Un juego de máscaras

un juego de mascaras

Andaba yo hace un par de semanas en una fase de introspección, de mirarme a mí mismo, bien adentro, como buscando reencontrarme. Todo empezó, en parte, cuando un día miré a Mara y de repente la vi muy mayor, como si de un día para otro hubiese crecido tres años. A la vez, sin embargo, la observé terriblemente frágil en su inocencia, todavía enteramente dependiente de nosotros. Y me dio que pensar. En mí. Y en cómo he estado los últimos meses, superado muchas veces por los nervios, el estrés, las prisas, las fechas de entrega. Pero también en ella, que estos meses ha tenido que ver como el padre al que acude a cada momento, con el que ahora quiere dormir, jugar, leer y hacer todo, estaba más irascible que de costumbre, menos empático, más dado a perder los nervios. Y esos pensamientos, unido a ese rostro de mi hija que de repente era el de una niña, me generaron durante días cierta desazón, como si una nube de tristeza me acompañase a todas partes.

Tengo la sensación de que cuando uno entra en fase de introspección presta de repente mucha más atención a las cosas, las vive más intensamente, las mira con más detalle. Por eso, quizás, reparé con más atención que nunca en las encías de Leo, en su ausencia de dientes, en su cara de bebé. Y me di cuenta de que ya apenas recuerdo la cara de bebé de Mara. Ni tampoco la que tenía un día antes de que de repente me pareciese tan mayor, tan cambiada. Nuestros hijos van cambiando a diario, unas caras se superponen a otras, como en un juego de máscaras, mientras van borrando detalles de las que les precedieron hasta hacerlas desaparecer, hasta que apenas queda un pequeño destello de ellas.

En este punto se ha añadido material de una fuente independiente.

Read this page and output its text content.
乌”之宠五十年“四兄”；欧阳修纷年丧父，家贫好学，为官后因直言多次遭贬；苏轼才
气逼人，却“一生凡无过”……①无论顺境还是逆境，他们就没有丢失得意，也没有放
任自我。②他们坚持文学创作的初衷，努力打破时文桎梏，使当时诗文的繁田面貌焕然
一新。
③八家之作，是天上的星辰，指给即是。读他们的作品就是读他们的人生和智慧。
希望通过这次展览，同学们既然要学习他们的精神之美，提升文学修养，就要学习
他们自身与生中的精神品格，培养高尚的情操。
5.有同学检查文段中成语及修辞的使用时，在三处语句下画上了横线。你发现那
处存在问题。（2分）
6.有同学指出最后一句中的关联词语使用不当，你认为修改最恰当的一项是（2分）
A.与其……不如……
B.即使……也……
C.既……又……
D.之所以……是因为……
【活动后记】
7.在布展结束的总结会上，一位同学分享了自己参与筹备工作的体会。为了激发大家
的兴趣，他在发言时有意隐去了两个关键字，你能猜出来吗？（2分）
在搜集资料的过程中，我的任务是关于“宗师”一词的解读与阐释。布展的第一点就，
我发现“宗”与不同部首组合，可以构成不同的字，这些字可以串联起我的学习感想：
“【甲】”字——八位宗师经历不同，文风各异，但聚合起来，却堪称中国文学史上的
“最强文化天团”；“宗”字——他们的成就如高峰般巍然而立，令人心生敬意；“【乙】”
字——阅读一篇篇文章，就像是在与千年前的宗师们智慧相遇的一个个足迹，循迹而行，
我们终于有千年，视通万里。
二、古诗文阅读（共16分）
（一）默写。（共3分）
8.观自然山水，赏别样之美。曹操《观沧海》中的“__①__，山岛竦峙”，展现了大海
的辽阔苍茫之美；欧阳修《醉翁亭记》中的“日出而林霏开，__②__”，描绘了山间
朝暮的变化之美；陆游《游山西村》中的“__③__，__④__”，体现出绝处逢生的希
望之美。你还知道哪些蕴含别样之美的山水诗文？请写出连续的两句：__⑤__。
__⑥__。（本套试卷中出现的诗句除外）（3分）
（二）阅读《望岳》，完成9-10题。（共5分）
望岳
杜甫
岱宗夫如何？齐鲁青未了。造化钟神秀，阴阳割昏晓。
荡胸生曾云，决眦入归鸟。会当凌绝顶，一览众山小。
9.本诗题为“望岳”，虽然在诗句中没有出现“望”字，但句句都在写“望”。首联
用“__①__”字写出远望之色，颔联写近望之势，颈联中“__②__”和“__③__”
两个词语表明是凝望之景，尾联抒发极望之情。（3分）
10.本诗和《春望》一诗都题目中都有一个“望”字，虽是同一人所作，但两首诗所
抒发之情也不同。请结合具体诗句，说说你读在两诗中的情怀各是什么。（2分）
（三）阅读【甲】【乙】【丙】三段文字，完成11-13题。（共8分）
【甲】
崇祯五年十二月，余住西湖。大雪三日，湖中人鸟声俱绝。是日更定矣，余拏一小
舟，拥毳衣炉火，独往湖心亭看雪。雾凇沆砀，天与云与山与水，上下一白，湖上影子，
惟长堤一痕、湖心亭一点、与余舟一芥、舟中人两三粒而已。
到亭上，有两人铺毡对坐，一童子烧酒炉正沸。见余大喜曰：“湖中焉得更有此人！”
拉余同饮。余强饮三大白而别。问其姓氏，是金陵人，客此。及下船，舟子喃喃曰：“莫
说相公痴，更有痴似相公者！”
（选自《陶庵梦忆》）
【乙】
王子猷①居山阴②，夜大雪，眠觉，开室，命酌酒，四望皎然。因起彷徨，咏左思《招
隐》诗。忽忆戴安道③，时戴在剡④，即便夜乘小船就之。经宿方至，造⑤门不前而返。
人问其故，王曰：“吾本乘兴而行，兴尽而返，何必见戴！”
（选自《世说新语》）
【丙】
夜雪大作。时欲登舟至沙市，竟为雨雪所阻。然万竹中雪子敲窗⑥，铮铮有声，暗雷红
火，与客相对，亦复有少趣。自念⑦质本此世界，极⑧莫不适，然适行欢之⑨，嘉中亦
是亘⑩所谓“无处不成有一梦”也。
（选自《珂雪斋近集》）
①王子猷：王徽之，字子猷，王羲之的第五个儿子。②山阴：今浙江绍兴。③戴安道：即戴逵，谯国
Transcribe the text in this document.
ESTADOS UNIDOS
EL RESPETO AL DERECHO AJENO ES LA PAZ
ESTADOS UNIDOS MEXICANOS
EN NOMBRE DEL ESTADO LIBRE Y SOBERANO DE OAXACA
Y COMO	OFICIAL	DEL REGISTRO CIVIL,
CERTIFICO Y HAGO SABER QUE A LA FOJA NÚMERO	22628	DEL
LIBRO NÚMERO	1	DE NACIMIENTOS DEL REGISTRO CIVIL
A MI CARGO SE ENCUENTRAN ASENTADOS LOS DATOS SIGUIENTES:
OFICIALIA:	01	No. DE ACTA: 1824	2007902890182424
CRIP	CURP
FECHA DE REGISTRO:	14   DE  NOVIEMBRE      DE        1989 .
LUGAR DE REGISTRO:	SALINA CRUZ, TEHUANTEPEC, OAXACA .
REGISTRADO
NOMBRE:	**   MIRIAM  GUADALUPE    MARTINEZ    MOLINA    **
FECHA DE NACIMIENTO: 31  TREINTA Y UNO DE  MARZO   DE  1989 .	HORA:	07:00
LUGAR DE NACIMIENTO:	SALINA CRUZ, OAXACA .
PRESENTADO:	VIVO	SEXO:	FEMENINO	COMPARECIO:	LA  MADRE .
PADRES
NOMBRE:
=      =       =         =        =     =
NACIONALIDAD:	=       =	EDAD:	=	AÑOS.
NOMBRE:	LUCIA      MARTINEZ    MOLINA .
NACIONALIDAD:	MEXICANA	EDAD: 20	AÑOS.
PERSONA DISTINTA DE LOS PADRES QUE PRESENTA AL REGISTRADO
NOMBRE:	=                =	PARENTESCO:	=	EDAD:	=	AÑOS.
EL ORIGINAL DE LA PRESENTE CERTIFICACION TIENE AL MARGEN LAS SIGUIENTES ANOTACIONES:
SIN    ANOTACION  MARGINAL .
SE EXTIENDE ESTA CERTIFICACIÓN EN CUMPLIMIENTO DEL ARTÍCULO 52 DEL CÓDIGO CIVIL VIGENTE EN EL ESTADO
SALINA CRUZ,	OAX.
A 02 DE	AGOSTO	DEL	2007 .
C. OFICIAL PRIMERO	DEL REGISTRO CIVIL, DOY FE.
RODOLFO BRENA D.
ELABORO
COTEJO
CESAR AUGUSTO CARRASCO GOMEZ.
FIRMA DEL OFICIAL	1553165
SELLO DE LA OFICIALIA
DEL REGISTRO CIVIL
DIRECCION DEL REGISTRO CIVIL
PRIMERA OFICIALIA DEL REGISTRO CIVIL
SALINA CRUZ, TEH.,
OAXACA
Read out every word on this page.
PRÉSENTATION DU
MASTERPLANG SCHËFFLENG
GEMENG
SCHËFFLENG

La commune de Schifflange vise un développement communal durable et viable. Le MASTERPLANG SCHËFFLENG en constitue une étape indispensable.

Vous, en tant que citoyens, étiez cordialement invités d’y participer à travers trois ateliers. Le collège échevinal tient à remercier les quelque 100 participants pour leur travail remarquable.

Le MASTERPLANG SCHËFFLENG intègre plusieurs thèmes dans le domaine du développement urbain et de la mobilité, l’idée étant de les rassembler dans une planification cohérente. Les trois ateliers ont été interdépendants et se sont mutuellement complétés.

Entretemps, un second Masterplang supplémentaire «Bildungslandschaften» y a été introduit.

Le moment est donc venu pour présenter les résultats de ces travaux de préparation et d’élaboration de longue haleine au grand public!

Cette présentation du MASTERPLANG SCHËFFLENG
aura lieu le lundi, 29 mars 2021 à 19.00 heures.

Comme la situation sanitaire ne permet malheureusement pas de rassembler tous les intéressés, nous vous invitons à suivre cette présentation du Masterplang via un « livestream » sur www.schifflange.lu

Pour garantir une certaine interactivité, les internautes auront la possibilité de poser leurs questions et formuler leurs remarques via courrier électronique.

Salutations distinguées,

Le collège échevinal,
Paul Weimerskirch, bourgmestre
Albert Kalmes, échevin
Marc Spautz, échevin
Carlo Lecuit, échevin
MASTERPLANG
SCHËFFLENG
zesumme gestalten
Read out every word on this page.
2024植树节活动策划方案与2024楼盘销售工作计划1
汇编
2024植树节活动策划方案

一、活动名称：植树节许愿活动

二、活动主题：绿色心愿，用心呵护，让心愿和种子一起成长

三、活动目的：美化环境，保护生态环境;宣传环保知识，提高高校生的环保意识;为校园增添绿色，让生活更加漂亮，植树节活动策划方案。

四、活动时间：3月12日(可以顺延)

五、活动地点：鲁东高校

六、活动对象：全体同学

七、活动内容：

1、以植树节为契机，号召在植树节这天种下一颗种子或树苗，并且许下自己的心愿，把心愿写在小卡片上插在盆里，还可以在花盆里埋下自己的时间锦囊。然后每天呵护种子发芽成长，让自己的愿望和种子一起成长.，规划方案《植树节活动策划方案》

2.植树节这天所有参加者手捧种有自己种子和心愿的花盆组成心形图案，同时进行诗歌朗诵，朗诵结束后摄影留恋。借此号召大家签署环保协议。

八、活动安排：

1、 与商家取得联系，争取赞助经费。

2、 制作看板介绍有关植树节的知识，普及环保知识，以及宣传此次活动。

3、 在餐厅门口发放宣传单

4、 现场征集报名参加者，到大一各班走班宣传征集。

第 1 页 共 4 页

Y es curioso, porque al día siguiente de tener esos pensamientos, al ir a recoger a Maramoto del cole, la madre de una de sus mejores amigas me dijo, “qué mayor he visto a Mara, le ha cambiado la cara”. Unos días después, en el Retiro, nuestra amiga Paula me dijo exactamente lo mismo. Con lo cual, asumí, no era solo una cosa mía, de padre que repentinamente siente que le vuela el tiempo, sino que mi percepción era real y mi hija se había hecho más mayor de la noche a la mañana, borrando de su dulce rostro todo rastro de la bebé que hasta hace nada aún seguía anidando en ella.

Nuestros hijos van cambiando a diario, unas caras se superponen a otras, como en un juego de máscaras, mientras van borrando detalles de las que les precedieron hasta hacerlas desaparecer, hasta que apenas queda un pequeño destello de ellas.

“Todo nos parece poco, todo se comprime y nos parece poco una vez que termina, entonces siempre resulta que nos faltó tiempo”, escribía Javier Marías en ‘Mañana en la batalla piensa en mí’. Y algo así he experimentado yo al ver que una cara de Mara “se ha terminado” para dar paso a otra. De repente he sentido que quizás me ha faltado tiempo, que ese rostro se me ha ido para siempre sin haberlo disfrutado suficiente. Con la paternidad sucede así: hay días que se hacen muy largos, semanas cuya cima te parece inalcanzable, pero luego la realidad es que nos damos cuenta de que el tiempo pasa muy rápido, quizás demasiado, llevándose consigo para siempre detalles de las facciones de nuestros hijos que nos es imposible retener.

Que siga el juego de máscaras.

3 respuestas

  1. Ana
    Responder
    16 mayo 2017 at 10:11 am

    Me siento totalmente identificada. Yo también “sufro” de cronofobia. Y más cuando en ese tiempo se va algo tan valioso como el disfrutar de los hijos.
    Me pasa lo mismo con mis hijos… de vez en cuando les descubro caras nuevas, gestos nuevos.
    Qué pena estar absorvida por el trabajo y la rueda en la que estamos metidos. Qué pena tener memoria de pez.

  2. eva
    Responder
    16 mayo 2017 at 4:07 pm

    Tal cual pasa en esta casa. Lo bonito es que para la memoria de ancianos que estamos adquiriendo con la edad ;), tenemos las fotos y videos. Vendito tesoro, eso si luego lloras como un tonto y tu hija te mira con cara de que te pasa, te pica el ojo. Me encanta.

  3. miren - http://delunaresylunas.blogspot.com.es/
    Responder
    17 mayo 2017 at 12:52 am

    ¡gracias por escribir lo que he sentido hace poco de una forma tan bonita y gráfica! bss!